A special issue of Electronics (ISSN 2079-9292). This special issue belongs to the section "Electronic Multimedia".

Deadline for manuscript submissions: 15 August 2024 | Viewed by 3570

Special Issue Editors

Dr. Feng Li

E-Mail Website
Guest Editor
School of Computer Science and Engineering, Hefei University of Technology, Hefei 230009, China
Interests: deep learning; computer vision; image/video restoration; enhancement and compression
Dr. Ke Xu

E-Mail Website
Guest Editor
School of Artificial Intelligence, Anhui University, Hefei 230039, China
Interests: computer vision; neural architecture search; neural network compression

Special Issue Information

Dear Colleagues,

Image processing and computer vision have been important areas of research for several decades, and have numerous applications in various fields including healthcare, security, and robotics. In recent years, the development of deep learning techniques has revolutionized these fields, enabling researchers to achieve unprecedented levels of accuracy and performance in a wide range of tasks such as image recognition, segmentation, restoration, and object detection.
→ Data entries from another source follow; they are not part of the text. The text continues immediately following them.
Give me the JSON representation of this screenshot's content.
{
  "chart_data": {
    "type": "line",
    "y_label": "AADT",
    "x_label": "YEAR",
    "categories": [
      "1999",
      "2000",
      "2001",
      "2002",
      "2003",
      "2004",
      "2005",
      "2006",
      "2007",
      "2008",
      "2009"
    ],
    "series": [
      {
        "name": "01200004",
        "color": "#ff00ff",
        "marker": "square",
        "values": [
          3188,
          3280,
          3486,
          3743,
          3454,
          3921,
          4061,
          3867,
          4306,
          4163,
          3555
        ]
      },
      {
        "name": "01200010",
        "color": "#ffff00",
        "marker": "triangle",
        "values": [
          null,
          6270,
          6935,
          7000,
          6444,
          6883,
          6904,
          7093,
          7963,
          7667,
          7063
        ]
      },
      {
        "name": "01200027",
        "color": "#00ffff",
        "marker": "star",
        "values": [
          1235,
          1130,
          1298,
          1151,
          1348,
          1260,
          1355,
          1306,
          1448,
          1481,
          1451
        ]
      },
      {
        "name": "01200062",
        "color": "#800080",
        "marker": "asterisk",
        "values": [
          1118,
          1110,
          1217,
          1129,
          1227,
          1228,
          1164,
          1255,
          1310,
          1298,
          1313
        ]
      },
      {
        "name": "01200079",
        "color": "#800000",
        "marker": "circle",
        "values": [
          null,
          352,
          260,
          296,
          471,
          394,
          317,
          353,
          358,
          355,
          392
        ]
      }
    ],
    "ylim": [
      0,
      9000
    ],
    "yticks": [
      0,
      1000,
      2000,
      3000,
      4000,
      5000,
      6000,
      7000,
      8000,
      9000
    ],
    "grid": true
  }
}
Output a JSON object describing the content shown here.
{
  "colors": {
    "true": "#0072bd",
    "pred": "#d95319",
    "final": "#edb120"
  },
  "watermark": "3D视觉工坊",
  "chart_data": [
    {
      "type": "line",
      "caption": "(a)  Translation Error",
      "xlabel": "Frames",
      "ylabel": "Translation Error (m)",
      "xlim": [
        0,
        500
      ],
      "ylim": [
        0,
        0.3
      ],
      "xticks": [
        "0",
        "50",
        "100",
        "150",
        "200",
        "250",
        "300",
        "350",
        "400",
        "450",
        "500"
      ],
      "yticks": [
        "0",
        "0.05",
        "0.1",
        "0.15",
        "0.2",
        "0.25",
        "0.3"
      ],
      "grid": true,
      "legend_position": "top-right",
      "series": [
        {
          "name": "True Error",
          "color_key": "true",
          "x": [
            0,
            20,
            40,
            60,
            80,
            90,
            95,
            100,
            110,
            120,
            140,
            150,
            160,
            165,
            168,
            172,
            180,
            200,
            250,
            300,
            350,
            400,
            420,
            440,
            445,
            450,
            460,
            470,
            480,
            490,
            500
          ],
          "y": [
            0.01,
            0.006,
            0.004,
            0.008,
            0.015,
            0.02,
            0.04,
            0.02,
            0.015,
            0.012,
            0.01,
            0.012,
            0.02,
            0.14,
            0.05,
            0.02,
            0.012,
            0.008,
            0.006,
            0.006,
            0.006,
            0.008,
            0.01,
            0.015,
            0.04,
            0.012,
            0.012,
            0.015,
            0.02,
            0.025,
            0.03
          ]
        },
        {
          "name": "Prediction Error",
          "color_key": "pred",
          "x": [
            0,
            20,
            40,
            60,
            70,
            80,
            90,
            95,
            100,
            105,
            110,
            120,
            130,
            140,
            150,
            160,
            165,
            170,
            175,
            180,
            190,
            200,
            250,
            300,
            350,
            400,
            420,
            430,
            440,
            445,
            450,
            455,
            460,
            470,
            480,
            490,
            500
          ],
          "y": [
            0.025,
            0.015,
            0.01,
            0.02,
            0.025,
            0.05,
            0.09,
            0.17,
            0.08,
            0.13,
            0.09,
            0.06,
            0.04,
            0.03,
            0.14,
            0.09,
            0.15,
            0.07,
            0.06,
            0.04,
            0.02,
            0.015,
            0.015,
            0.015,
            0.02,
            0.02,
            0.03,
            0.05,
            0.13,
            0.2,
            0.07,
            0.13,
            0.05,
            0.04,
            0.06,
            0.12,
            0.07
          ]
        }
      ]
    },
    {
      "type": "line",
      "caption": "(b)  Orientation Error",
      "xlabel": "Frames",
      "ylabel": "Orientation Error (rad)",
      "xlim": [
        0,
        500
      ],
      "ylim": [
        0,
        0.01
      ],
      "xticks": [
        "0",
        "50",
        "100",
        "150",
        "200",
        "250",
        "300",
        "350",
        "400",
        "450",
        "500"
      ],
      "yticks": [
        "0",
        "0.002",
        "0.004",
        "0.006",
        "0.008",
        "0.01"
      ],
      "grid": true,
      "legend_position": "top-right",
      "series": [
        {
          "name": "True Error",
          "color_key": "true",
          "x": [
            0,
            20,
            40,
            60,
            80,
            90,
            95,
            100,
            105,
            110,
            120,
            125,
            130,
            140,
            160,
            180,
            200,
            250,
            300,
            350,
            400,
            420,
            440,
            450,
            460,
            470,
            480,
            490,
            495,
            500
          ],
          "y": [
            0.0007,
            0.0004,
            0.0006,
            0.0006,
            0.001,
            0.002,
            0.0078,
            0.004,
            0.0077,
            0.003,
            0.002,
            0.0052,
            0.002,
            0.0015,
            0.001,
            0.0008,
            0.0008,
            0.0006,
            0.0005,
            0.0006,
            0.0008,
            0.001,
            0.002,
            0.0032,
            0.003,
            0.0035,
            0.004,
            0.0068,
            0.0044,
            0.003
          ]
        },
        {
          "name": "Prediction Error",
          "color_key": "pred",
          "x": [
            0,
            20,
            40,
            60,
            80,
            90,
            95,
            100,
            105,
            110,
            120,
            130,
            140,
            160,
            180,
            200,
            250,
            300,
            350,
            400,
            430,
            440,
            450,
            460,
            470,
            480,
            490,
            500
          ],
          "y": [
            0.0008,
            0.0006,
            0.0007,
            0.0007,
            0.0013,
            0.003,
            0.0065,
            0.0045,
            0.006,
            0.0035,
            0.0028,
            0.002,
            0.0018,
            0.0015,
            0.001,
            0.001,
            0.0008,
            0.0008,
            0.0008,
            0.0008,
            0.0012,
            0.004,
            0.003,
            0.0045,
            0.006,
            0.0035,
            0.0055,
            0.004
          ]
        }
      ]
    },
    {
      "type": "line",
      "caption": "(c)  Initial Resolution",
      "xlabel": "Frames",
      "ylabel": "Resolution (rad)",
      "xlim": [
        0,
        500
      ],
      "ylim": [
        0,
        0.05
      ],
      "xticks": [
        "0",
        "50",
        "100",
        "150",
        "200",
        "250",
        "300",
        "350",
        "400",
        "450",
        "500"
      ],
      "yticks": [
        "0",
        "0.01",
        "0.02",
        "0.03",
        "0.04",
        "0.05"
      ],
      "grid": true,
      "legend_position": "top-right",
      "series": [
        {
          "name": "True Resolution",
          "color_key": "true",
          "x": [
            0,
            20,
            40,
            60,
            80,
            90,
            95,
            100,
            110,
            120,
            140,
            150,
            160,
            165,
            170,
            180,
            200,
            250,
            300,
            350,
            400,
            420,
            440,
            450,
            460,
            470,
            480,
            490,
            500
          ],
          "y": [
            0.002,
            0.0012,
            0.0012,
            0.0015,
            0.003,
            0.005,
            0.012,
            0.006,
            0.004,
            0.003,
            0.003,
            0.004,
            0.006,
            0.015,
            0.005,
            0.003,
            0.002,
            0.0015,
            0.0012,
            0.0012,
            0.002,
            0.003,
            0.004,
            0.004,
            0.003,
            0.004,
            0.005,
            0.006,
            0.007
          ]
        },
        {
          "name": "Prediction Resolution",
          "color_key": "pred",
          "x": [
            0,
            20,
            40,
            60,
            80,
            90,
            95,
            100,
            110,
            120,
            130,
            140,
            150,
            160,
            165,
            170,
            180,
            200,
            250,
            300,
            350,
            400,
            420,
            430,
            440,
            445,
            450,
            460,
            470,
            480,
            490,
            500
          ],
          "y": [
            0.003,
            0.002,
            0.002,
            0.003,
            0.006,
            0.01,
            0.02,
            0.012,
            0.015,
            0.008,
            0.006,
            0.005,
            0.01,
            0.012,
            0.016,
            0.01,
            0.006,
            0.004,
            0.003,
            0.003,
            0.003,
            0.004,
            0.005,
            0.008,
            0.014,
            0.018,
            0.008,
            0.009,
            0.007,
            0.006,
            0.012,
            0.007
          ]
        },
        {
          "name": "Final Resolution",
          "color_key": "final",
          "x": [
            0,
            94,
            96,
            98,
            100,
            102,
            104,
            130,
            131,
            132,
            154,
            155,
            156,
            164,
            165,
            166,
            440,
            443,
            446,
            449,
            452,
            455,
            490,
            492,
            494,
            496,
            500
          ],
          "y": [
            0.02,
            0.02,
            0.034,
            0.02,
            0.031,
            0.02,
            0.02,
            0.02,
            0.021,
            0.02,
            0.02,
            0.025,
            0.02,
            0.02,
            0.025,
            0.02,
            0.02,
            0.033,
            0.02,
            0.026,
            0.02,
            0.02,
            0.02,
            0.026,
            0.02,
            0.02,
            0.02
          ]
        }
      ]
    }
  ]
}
The success of deep learning in image processing and computer vision can be attributed to its ability to automatically learn complex feature representations from large datasets. This has allowed researchers to develop more accurate and robust models for a variety of applications. Moreover, the availability of large-scale datasets and powerful computational resources has facilitated the training of deep learning models, making it possible to tackle even more challenging problems.

Given the importance and potential of deep learning in image processing and computer vision, there is a need to bring together the latest research in this area to showcase the state-of-the-art techniques and identify future directions of research.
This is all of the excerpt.